On 01/06/2023 23:58, Nyagudi Musandu Nyagudi wrote:
Question - To ask is not folly: At the time of writing these documents
"Administrator" is not a protocol, could it become a protocol in the
near future?
no matter how it is set it's not something that changes often. Please
understand that we are not introducing any new metric advertisement,
which would not have been advertised prior to flex-algo. We are just
using some of these advertised values for distributed path computations.
They have been used for TE path computations for 20 years.
thanks,
Peter
On Thursday, June 1, 2023 at 06:19:54 PM GMT+3, Acee Lindem
<acee.ietf@xxxxxxxxx> wrote:
On Jun 1, 2023, at 06:54, Peter Psenak <ppsenak@xxxxxxxxx> wrote:
Hi Antoine,
thanks for the review, please see my response inline:
On 01/06/2023 11:22, Antoine Fressancourt via Datatracker wrote:
Reviewer: Antoine Fressancourt
Review result: Ready
I have reviewed this document as part of the INT area directorate's
ongoing
effort to review all IETF documents being processed by the IESG.
The document, in version 12, is well written. The objectives of the
draft are
clearly stated, and relate to the requirement stated in RFC 9350 to
describe in
specific document each extension of Flex-Algorithm beyond SR-MPLS and SRv6
data-planes. The draft's structure is borrowed from RFC 9350 and describes
forwarding or operational considerations.
In my view, the document is ready to be published. I only have one minor
comment that the author might ignore as it may stem from my
inexperience with
IGP Flex Algorithms. As far as I can tell, the metrics that can be used in
flexalgo can be rather dynamic. Given this dynamicity, what is the
policy that
should be adopted in case the metric for a given prefix is updated very
frequently?

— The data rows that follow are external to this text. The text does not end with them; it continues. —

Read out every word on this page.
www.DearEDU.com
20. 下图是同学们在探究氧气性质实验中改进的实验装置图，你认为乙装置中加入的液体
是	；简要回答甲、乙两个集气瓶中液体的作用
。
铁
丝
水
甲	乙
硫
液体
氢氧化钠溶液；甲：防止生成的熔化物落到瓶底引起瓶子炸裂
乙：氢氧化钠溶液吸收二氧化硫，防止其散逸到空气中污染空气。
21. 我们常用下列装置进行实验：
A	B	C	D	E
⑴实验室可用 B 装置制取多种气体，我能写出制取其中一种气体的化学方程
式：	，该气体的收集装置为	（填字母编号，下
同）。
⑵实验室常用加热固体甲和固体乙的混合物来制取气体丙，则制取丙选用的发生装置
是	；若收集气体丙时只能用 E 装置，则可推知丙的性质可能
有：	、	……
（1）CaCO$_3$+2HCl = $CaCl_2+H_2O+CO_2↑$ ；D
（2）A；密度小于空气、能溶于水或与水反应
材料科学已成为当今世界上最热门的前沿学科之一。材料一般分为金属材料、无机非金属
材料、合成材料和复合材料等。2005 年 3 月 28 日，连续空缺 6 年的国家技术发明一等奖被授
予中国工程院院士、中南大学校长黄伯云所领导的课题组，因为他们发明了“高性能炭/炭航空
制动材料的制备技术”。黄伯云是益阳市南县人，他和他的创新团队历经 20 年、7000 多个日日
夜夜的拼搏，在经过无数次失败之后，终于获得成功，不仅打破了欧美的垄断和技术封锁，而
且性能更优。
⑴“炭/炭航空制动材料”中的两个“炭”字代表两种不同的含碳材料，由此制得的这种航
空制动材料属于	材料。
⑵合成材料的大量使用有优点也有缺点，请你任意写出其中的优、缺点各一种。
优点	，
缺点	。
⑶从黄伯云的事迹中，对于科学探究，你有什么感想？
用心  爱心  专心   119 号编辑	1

IGP convergence can take time, and consumes resources on the
routers, and I was wondering if there would be some sort of threshold or
minimum time before an update is considered.
there are three metric types defined in the draft:
1) IGP metric
2) TE metric
3) Min Unidirectional Link Delay
First two are static values configured by administrator.
Third one could be measured, but the min delay mostly reflects the
property of the physical layer and should be semi-constant, unless the
physical path changes (e.g. re-routing at the optical layer).
RFC8570 that defines the "Min Unidirectional Link Delay" says:
"Minimum and maximum delay MUST each be derived in one of the
following ways: by taking the lowest and/or highest measured value
over a measurement interval or by making use of a filter or other
technique to obtain a reasonable representation of a minimum value
and a maximum value representative of the interval, with compensation
for outliers."
RFC8570 also talks about announcement periodicity and announcement
suppression to avoid frequent changes in these values.
On top of what RFC8570 mentions, IGP implementations have SPF throttling
mechanisms to avoid too many calculations, even if some originator
advertises these values too frequently.
For example, see https://datatracker.ietf.org/doc/rfc8405/
Thanks,
Acee
thanks,
Peter
Nits from the Gen-ART review have been addressed in version 12.